Abstract
Pan-sharpening aims to sharpen a low spatial resolution multispectral (MS) image by combining the spatial detail information extracted from a panchromatic (PAN) image. An effective pan-sharpening method should produce a high spatial resolution MS image while preserving more spectral information. Unlike traditional intensity-hue-saturation (IHS)- and principal component analysis (PCA)-based multiscale transform methods, a novel pan-sharpening framework based on the matting model (MM) and multiscale transform is presented in this paper. First, we use the intensity component (I) of the MS image as the alpha channel to generate the spectral foreground and background. Then, an appropriate multiscale transform is utilized to fuse the PAN image and the upsampled I component to obtain the fused high-resolution gray image. In the fusion, two preeminent fusion rules are proposed to fuse the low- and high-frequency coefficients in the transform domain. Finally, the high-resolution sharpened MS image is obtained by linearly compositing the fused gray image with the upsampled foreground and background images. The proposed framework is the first work in the pan-sharpening field. A large number of experiments were tested on various satellite datasets; the subjective visual and objective evaluation results indicate that the proposed method performs better than the IHS- and PCA-based frameworks, as well as other state-of-the-art pan-sharpening methods both in terms of spatial quality and spectral maintenance.
Highlights
High-resolution multichannel satellite images with both high spatial resolution and spectral diversity are required in many image-processing applications, such as change detection, land-cover segmentation, and road extraction
Experiments on WorldView-2, QuickBird, and IKONOS satellite images demonstrate that the proposed method outperforms several state-of-the-art pan-sharpening methods in terms of both subjective and objective measures
Addressing existing problems in the pan-sharpening area, this paper presented a new pan-sharpening framework by exploiting the matting model and multiscale transform
Summary
High-resolution multichannel satellite images with both high spatial resolution and spectral diversity are required in many image-processing applications, such as change detection, land-cover segmentation, and road extraction.
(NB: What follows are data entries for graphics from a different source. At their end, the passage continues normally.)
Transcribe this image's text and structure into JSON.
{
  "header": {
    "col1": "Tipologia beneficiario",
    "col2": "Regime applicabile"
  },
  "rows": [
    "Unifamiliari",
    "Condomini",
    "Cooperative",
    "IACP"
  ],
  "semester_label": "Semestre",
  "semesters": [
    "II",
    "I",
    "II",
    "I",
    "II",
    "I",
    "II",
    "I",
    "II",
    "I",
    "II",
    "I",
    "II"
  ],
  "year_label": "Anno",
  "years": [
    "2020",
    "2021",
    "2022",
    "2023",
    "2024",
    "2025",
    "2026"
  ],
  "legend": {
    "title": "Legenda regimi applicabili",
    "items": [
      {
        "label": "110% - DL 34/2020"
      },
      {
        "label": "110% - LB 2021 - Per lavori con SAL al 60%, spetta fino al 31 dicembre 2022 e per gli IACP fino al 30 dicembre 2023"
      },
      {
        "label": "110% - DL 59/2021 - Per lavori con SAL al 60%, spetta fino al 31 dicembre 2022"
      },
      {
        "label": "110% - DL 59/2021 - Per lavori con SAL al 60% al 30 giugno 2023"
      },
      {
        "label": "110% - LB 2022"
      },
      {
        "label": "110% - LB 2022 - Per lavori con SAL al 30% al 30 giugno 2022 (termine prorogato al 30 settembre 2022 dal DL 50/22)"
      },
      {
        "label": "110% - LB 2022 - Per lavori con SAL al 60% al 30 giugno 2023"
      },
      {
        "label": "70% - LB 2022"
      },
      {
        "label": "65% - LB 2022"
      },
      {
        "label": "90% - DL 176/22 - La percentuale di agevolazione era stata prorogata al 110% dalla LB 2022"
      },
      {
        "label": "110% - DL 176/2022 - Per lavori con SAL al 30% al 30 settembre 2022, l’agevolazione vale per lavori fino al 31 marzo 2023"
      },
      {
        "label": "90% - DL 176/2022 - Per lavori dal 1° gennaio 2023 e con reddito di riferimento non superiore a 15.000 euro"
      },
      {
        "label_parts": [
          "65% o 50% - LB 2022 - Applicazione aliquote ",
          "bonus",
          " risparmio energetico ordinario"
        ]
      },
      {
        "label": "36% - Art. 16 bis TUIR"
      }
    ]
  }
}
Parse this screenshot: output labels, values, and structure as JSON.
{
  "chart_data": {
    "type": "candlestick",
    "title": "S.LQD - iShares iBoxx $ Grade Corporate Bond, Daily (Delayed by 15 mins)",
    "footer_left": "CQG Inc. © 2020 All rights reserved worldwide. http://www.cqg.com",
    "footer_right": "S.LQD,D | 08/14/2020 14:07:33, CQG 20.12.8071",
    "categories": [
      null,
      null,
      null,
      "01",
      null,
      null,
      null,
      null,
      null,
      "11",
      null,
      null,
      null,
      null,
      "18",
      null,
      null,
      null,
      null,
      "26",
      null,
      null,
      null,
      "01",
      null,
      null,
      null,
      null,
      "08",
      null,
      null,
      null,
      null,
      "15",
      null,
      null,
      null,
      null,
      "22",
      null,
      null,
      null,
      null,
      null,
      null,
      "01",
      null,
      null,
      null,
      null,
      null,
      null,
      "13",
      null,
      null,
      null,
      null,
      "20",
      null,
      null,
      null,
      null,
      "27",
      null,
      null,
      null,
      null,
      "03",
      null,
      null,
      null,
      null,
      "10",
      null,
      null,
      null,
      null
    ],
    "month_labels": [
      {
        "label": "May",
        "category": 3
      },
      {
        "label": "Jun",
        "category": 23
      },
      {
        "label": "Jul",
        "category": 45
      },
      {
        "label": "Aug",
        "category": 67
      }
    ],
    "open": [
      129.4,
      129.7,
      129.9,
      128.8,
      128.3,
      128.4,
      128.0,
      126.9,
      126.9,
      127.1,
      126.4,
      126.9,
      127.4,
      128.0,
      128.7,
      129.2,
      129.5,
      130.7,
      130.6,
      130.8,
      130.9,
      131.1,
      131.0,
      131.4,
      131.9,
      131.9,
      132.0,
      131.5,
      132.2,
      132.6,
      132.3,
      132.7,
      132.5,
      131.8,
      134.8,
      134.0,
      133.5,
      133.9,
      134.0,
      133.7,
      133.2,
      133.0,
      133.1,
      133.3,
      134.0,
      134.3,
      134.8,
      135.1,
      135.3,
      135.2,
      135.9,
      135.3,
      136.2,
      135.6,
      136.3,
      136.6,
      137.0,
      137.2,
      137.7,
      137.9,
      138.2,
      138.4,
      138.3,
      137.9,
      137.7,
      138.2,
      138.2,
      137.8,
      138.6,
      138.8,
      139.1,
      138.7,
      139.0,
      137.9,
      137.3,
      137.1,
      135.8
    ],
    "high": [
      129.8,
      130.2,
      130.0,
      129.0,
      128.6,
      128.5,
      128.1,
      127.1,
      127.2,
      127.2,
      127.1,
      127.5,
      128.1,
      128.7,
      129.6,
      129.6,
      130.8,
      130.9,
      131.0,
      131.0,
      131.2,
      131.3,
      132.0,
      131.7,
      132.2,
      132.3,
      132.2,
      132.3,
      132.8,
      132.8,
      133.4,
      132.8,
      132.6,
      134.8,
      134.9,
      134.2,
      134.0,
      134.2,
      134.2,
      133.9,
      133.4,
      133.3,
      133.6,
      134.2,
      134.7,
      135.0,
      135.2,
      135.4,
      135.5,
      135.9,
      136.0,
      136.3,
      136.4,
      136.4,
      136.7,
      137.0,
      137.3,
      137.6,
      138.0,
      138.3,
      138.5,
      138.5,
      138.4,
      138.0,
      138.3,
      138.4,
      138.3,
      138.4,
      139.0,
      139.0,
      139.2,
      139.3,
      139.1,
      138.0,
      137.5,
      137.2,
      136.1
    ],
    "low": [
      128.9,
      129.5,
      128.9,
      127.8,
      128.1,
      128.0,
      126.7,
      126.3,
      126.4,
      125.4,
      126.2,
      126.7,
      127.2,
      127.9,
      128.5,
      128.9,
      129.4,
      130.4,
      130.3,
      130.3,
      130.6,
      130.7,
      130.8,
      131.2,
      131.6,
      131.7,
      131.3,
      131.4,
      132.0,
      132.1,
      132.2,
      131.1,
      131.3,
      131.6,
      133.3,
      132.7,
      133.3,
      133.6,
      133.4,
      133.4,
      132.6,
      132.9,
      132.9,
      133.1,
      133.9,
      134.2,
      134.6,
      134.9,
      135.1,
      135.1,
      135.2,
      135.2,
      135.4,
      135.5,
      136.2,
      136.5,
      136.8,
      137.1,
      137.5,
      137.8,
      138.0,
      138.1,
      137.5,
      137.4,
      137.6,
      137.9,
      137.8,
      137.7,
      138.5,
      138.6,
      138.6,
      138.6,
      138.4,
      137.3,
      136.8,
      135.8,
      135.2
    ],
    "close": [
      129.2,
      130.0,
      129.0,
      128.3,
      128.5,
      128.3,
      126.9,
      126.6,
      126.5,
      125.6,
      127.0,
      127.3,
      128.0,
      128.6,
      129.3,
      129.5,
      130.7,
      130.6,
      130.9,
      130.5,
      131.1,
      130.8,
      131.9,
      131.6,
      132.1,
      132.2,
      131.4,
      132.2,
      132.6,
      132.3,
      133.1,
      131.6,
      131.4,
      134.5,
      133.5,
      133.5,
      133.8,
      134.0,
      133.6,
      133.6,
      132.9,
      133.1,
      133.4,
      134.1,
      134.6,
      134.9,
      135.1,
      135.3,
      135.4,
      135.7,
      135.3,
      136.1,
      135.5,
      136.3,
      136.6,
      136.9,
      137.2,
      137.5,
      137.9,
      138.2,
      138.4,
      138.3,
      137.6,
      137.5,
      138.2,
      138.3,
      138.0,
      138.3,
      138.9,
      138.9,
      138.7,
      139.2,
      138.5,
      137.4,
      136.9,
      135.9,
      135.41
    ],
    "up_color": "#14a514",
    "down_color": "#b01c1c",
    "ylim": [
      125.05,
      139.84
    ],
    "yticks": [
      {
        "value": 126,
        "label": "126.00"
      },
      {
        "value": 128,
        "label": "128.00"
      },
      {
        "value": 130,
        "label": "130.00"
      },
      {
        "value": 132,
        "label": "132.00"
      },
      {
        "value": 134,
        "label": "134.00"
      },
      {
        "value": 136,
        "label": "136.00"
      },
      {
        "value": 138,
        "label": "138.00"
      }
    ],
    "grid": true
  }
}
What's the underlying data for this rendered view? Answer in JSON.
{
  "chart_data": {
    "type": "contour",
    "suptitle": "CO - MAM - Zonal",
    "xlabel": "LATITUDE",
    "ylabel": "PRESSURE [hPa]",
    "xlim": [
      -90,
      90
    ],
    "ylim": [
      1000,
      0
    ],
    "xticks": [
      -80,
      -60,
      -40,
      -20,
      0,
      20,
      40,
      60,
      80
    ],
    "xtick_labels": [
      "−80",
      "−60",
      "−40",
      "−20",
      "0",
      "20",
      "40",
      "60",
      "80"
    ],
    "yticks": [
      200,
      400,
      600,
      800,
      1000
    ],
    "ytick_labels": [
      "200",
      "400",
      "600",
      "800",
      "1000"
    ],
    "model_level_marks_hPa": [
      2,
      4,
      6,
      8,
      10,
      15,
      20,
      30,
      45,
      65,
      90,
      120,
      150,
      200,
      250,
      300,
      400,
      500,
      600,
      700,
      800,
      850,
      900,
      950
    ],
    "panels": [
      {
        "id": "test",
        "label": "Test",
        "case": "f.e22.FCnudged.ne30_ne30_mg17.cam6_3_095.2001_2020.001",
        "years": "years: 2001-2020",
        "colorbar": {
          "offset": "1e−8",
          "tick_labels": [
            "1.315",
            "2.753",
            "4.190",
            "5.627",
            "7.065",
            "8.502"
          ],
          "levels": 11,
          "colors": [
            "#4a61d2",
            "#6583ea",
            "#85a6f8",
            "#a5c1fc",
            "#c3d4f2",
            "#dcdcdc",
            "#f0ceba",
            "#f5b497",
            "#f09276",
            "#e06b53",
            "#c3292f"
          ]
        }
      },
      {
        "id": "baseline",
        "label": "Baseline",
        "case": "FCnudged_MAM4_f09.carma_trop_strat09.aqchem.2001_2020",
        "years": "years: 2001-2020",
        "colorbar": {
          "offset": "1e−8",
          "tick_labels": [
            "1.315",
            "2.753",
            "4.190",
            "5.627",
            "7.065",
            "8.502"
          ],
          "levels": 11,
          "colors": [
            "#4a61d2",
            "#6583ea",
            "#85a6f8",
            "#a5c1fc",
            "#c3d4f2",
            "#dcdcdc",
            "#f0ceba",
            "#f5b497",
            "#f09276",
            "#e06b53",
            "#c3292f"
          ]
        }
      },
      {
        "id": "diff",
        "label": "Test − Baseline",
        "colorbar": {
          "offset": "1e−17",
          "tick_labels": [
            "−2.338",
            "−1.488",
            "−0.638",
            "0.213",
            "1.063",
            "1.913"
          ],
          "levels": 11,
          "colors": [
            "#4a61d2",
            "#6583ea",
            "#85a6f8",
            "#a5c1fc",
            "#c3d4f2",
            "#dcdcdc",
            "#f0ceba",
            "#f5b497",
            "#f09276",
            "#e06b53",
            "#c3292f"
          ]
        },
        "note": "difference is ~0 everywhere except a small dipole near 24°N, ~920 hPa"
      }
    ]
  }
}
Most remote sensing satellites (e.g., WorldView-2, QuickBird, IKONOS) simultaneously provide a panchromatic (PAN) image with high spatial but low spectral resolution, and a multispectral (MS) image with complementary properties [2,3]. A pan-sharpening algorithm is applied to merge the MS and PAN images to have a high spatial resolution MS image, preserving the spectral information of MS. When the spatial details are obtained from a multispectral/hyperspectral sequence, the pan- sharpening algorithm is called hyper-sharpening [4]. In the last two decades, many pan-sharpening methods have been proposed to fuse MS and PAN images. A detailed comparison of the characteristics and performance of classical and famous pan-sharpening methods was presented in [5].